We departed Kirkenes at lunchtime and sailed to Vardo, Norway’s easternmost town. Here we had just 20 minutes to walk up the hill to the Vardohus fortress, which is situated on a strategic, and though it has never been used in battle has a long history and is used for ceremonial occasions. 
By the next day we were well on our way south, passing during the day the towns and settlements we had passed at night time on the journey north. 
Hammerfest was our morning stop. Hammerfest is 70 deg north and 39.6 deg. east. Despite the sleet we walked up the hill to get a good view of the town, and spent barely 5 minutes in the Polar Bear Society, which was a pity as there was large stuffed polar bear and many birds and animals of the region on display. The aim of the Royal and Ancient Polar Bear Society is to preserve Hammerfest’s history and tradition of fishing and hunting. 
We sail on from Hammerfest with our next stop where we alight being Tromso, at midnight. A concert has been organised in the Tromso cathedral and many of the passengers board buses for the short journey to the church. 
Three musicians, a pianist/organist, a flugelhorn player and a bass/baritone presented a concert of Norwegian music beginning with a haunting piece by Robert Franzten based on a Sami joik. There followed folk tunes, a romantic song by Edvard Grieg – Jeg eisker dig and Sinding’s ‘Rustle of Spring’ and endingwith ‘Amazing Grace’. Back on the bus and the Kong Harald sailed around 1.30am.

A husky sled ride

Today, day 5, we headed for Tromso, Norway’s largest town with around 75,000 inhabitants, unofficially known as the capital of the Arctic. There were stops at Risoyhamn, Harstad and Finnsnes as we made our way to the sound of Gisund. Along the way we passed under the Gisund bridge which connects Norway’s second largest island Senja with the mainland. As well as the Hurtigruten ferry service, which provides a lifeline to the communities along the fjords, Norway is criss-crossed with roads, local ferries and amazingly long tunnels. 

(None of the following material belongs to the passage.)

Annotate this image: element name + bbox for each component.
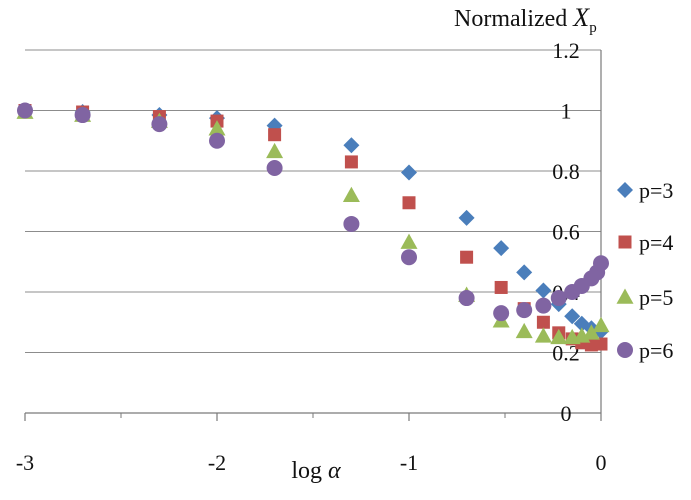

We arrived in Tromso after another excellent buffet lunch. The food on board is always good and frequently includes local delicacies. 
We boarded the buses for an excursion to a dog sledding centre. It was cold and sleeting as we drove through the township, including one of those long tunnels, arriving at the huskies’ home in about 30 minutes. With it’s main purpose as a tourist attraction this centre is extremely well set up. We were split into groups and our group went to meet the huskies. Paired in kennels the dogs live in the open and are serious pack animals. As they waited for the first sledders to leave they howled and barked, calling to each other. But they are also very friendly and were happy to be greeted and patted. This centre breeds huskies and does not sell them.
Then a trip into a yurt for cup of warm coffee and home-made chocolate cake before visiting the puppies, who are now about 4 months old. They don’t like the rain so had to be enticed out of their kennels with a little food, but once out were happy to be cuddled and played with.
Finally we changed into super warm overalls, donned our snow goggles and climbed into the sleds. Each sled had two passengers and a driver and was drawn by 10 dogs. They were raring to go and headed into the wildernes at a steady pace. It was magical. The landscape was white and crisp and though the snow was melting we were able to glide along, with the occasional bump, at a steady pace. The dogs know the route and follow the sled in front, occasionally one trying to overtake the other, but being kept in line by the drivers and a simple, effective brake system. We were snug in our sled sitting on reindeer skins with a warm blanket across our knees. 
This excursion is a highlight for us! We simply loved it.
We returned for the evening meal and the Kong Harald headed towards Skjerboy and the open stretch of sea called Loppa.